Its 16GB of RAM leaves plenty of headroom for most gaming use cases, and at full load the amount of sound coming from the machine’s fans was only slightly higher than idle.
We did experience a small amount of high-pitched electrical buzzing during some of our testing. This was most apparent during stress tests involving high frame rates that you’re unlikely to reach during normal gaming, bit it was also apparent during our GTA V ultra graphics test. It’s a shame that it occasionally spoiled what was otherwise a very quiet desktop experience.
The bottom line is that this is a powerful machine indeed, although for the price that’s not too surprising. The only downside is that the Corsair One was designed before the GTX 1080 Ti was available, meaning it misses out on offering ‘true’ 4K gaming.
If you’re after a premium pre-built desktop PC, then there aren’t many out there that feel as premium as the Corsair One.
It’s solidly built, neatly proportioned, and runs surprisingly quietly considering the amount of horsepower it’s packing. We also love the precedent Corsair has set by shipping the machine without any superfluous software, meaning you can get it set up in no time at all.
But it’s clear that this is a machine that’s been designed with a specific kind of user in mind. DIY tinkerers best look elsewhere, because this is something that’s not designed for you to upgrade at home.

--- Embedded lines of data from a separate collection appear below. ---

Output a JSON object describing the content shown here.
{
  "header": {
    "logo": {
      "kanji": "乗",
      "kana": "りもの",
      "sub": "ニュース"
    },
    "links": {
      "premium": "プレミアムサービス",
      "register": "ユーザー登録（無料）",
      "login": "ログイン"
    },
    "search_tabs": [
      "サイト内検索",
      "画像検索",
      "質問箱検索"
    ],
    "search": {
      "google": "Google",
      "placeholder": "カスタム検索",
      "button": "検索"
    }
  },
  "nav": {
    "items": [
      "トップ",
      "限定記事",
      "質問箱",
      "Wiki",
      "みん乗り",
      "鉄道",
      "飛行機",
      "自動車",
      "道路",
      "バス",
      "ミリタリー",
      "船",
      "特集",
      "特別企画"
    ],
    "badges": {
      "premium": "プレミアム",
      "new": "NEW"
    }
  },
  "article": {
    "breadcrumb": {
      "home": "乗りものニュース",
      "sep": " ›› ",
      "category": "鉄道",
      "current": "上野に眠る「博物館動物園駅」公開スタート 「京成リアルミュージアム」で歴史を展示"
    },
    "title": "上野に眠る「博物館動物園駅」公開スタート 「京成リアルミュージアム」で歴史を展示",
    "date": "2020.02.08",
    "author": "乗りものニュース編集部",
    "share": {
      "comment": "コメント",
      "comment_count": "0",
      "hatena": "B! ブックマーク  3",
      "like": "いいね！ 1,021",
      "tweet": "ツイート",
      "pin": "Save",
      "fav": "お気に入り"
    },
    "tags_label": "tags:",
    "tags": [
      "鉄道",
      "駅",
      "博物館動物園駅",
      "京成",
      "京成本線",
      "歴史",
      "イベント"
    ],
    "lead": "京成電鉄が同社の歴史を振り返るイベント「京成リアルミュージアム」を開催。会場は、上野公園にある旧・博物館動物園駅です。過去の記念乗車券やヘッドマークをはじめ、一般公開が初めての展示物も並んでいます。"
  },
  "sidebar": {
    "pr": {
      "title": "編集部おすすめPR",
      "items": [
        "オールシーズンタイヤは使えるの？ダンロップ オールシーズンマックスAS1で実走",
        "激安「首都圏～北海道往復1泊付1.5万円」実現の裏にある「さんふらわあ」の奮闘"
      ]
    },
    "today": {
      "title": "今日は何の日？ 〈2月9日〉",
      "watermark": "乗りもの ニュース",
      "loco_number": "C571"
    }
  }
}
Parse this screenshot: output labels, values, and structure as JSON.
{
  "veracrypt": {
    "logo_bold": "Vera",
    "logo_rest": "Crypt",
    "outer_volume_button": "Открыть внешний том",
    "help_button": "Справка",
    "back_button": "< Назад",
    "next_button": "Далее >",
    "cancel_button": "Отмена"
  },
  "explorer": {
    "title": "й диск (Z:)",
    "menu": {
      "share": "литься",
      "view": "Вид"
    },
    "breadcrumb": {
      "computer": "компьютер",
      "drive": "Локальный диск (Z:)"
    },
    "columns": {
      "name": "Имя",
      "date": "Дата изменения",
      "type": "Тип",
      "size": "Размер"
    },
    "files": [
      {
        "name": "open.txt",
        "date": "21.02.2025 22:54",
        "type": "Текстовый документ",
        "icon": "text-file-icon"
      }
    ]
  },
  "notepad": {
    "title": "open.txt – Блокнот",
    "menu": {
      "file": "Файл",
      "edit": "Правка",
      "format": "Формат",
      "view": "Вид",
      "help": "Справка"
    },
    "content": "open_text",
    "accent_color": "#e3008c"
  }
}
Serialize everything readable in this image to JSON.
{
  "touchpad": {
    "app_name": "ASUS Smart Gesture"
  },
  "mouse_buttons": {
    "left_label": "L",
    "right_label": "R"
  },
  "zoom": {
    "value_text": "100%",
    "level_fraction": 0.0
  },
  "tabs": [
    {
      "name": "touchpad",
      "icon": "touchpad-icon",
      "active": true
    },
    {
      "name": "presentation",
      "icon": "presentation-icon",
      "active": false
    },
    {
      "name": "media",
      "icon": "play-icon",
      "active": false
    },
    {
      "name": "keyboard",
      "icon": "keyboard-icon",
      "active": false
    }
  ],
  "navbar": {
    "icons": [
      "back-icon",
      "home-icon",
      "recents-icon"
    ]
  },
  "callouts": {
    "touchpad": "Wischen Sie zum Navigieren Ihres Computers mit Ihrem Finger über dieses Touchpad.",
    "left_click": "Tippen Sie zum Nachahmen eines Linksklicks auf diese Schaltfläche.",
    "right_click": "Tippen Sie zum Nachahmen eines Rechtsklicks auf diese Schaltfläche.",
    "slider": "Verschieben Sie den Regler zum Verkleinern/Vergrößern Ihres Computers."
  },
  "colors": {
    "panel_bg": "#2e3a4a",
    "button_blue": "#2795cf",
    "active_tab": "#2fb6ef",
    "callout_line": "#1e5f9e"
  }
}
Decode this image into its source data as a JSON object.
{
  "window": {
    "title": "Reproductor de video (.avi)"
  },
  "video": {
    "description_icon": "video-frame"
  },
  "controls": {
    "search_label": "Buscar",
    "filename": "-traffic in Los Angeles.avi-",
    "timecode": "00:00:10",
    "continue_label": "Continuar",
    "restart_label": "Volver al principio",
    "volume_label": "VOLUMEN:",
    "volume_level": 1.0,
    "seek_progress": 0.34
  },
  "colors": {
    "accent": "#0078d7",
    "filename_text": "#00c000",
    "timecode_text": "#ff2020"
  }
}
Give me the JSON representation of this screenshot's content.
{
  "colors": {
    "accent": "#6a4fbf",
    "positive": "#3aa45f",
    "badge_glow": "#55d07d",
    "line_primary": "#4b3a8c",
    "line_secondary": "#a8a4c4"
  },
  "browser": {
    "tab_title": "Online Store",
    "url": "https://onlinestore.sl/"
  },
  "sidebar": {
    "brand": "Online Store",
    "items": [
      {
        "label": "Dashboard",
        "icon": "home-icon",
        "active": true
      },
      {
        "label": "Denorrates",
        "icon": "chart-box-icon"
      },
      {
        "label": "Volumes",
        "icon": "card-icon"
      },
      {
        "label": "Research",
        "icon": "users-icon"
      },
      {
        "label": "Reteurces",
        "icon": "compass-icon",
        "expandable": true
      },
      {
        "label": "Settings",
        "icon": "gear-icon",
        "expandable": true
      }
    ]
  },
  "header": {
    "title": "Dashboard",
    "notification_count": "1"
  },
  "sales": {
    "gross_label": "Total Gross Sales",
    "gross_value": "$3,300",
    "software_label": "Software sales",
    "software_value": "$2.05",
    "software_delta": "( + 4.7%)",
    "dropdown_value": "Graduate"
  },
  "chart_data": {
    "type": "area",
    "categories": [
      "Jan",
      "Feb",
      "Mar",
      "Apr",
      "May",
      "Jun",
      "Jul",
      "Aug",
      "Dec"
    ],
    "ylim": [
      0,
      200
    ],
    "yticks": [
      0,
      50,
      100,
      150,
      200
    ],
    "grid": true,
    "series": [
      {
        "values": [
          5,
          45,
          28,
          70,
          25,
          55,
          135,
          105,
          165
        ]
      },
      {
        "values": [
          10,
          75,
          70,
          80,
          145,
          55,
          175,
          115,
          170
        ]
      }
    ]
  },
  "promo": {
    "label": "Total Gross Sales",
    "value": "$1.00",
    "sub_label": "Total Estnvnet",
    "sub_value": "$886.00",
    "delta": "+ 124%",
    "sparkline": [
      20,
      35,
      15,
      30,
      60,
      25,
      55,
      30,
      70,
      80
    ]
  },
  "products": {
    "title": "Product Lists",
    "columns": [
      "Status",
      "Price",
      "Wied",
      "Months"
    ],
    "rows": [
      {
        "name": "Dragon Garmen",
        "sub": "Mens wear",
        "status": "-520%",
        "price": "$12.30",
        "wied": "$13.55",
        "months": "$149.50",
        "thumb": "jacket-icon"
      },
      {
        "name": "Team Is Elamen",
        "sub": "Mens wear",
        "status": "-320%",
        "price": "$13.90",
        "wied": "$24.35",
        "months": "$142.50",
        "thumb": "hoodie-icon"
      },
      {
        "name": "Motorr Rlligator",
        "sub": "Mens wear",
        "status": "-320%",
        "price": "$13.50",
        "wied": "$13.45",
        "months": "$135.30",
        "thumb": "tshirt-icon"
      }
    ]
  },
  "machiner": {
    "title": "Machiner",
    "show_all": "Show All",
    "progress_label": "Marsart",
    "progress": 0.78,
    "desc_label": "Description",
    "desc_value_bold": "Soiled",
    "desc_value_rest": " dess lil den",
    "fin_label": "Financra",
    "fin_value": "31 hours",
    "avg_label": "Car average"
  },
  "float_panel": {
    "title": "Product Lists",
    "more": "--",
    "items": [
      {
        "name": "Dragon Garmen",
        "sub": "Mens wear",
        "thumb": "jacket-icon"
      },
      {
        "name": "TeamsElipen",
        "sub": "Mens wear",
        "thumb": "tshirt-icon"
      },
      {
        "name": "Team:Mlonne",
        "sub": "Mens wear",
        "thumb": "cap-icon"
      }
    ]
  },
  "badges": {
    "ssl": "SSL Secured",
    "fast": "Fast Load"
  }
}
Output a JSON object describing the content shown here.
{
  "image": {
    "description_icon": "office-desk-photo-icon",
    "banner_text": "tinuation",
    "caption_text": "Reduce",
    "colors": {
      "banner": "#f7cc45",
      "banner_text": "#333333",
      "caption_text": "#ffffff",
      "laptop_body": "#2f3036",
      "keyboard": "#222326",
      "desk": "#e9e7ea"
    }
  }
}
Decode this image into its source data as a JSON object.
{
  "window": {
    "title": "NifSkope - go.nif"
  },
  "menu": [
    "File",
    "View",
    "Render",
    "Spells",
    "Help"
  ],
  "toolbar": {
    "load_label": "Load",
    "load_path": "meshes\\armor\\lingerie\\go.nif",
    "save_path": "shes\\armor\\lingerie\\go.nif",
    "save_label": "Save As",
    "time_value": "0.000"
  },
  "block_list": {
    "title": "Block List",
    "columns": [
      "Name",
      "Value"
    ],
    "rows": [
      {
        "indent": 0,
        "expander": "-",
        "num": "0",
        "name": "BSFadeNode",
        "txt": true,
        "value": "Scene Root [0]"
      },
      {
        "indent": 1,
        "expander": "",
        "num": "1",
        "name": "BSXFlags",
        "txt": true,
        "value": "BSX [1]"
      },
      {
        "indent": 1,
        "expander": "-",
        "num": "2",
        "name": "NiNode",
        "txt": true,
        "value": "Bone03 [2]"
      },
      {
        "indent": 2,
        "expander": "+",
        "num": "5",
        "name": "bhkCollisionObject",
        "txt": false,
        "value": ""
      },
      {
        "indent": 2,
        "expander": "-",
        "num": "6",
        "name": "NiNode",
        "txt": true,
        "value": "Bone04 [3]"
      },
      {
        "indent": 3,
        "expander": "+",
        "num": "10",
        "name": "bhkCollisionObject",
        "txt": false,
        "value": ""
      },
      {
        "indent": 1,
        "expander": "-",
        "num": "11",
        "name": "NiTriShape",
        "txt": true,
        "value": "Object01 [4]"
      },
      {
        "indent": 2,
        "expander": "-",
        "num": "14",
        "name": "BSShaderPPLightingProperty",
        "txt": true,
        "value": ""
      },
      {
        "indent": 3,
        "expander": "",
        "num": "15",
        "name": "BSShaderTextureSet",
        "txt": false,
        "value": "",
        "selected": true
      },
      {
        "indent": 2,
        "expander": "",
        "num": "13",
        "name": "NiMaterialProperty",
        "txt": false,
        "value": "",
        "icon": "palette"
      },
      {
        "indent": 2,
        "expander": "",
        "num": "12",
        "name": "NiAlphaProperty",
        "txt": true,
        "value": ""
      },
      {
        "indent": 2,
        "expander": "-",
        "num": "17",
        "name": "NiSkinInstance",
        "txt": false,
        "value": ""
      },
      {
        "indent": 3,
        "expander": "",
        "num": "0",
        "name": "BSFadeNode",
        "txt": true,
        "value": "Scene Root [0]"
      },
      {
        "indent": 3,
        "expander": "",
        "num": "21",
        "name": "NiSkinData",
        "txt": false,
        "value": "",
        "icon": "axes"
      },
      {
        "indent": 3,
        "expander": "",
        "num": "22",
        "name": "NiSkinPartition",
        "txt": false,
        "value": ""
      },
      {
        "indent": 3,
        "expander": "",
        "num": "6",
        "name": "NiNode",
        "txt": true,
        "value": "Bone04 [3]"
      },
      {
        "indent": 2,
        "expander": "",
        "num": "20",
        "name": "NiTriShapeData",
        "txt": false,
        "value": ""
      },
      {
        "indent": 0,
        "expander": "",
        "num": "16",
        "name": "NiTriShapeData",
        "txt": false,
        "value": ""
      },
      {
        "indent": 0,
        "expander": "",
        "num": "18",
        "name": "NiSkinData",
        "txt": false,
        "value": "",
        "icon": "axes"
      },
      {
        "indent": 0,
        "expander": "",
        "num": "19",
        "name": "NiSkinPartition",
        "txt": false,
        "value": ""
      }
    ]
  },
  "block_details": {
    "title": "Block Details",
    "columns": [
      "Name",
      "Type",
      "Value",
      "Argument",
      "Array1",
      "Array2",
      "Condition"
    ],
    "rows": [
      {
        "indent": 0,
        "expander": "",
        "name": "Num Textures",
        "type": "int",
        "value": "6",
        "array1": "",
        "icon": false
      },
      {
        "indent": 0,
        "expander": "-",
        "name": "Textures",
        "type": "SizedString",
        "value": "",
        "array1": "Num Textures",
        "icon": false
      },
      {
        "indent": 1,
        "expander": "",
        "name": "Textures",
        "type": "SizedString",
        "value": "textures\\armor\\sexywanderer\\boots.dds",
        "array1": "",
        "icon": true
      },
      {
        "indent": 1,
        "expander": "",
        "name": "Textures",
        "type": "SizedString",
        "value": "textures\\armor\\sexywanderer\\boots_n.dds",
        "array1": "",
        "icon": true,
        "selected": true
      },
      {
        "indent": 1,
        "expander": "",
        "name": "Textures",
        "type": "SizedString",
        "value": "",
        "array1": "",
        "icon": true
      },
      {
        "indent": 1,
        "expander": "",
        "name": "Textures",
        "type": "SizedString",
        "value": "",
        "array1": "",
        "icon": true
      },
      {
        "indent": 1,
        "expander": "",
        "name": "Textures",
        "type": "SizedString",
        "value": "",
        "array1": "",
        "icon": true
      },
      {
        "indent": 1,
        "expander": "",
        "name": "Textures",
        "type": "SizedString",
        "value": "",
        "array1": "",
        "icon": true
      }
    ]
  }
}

The prospect of being able to have the machine upgraded further on down the line is welcome, and should help with future-proofing, but Corsair has made a deliberate decision to keep this process out of the user’s own hands.
If you want a machine that you can buy and use without the prospect of upgrading it yourself then the Corsair One is a fantastic piece of kit, but if you’re a PC gaming enthusiast who likes to get things done yourself then there are cheaper, more easily upgradeable, alternatives out there.